Todo el barullo alrededor de Antón Álvarez Alfaro (31), el nombre tras C. Tangana, que lo apunta como un adelantado y un ejemplo de fusión, a la vez acusado de traición por algunos pares al alejarse de las rimas tradicionales, cobra sentido con el astro pop madrileño al frente. La noche del miércoles en el Movistar Arena, como plato fuerte del festival Fauna Otoño, C. Tangana presentó un espectáculo de otra espesura, a distancia kilométrica de lo ofrecido por el promedio del urbano, la zona donde más fácil se le puede encasillar.
Pero, ¿es una figura del rubro? Rotundo no.
C. Tangana no invita a escuchar sus canciones simplemente, sino que ofrece un montaje musical de estructura teatral y toques cinematográficos, milimétricamente ensayado, con un logrado despliegue escenográfico. Convirtió el escenario en un elegante salón de cena y baile de cierta nostalgia, hasta transformar todo el ambiente del arena en parte de ese sitio de luces tenues, doradas y sugerentes recortadas por el humo de cigarrillos, con mesas colmadas de copas y botellas a medio consumir. El cuadro completo, de una composición extraordinaria con aspiraciones pictóricas, también se experimenta como un set de filmación por la presencia de cámaras.
Comparado a grandes figuras de la música popular en español, proclives a utilizar escenografías que pretenden recrear bares y calles con resabio de sitcom -el estilo de Ricardo Arjona y Joaquín Sabina, entre otros-, lo de C. Tangana resulta superior, ambicioso y apasionado en su conjunto.

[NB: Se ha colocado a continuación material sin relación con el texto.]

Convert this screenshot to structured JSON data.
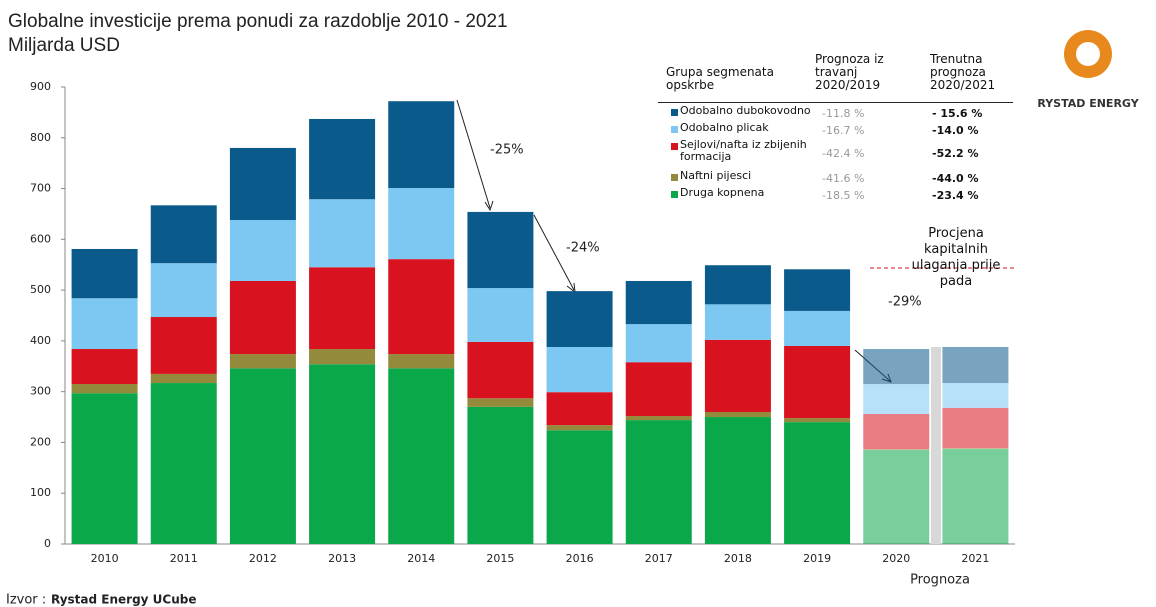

Los músicos entre guitarristas y percusionistas, cantores y coristas, se distribuían por las mesas mientras el artista se desplazaba seguido atentamente de una cámara que captaba su figura y primeros planos, en función de una gigantesca pantalla. C. Tangana se entiende a las maravillas con el lente. Coquetea, goza. Hay algo melancólico en su mirada -el arco de sus cejas, unas tenues ojeras-, pero cuando sonríe irradia alegría genuina.
El setlist incluyó casi la totalidad de El Madrileño, su alabado álbum del año pasado. El público no sólo conocía perfectamente las canciones superando en varios pasajes el volumen desde el escenario, sino que progresivamente fue escalando en fervor, notorio desde el primer minuto, hasta convertir al Movistar en un evento fiestero alimentado de guitarras españolas y cajones en su columna musical, con descuelgues a guitarras eléctricas, teclados y bases.
C. Tangana no es un cantante tradicional. La voz no descolla ni posee mucho volumen. “Sin cantar ni afinar” fue una sentencia a modo de crédito proyectado en la pantalla para cerrar el concierto, y resulta palpable que lo suyo no va por ahí. Su búsqueda es la de un artista musical que está trazando un gran lienzo hispanoamericano donde caben sus raíces de voces estentóreas, palmas y guitarras apasionadas, hasta los ritmos fusionados de la América morena y sus vetas urbanas, y la omnipresencia del hip hop. Es una ola que arrastra historia pero en cuya cresta el sonido es moderno y reluciente, de bajos espesos con ritmos cadenciosos y callejeros.
No hubo necesidad de bis. Cuando el elenco se despidió y en la pantalla quedó congelada la imagen de la estrella y sus músicos con una botella de champán celebrando una noche triunfal, la vuelta estaba de más. Vimos más que un concierto, sino un montaje con un desarrollo dramático que requería un magistral punto final.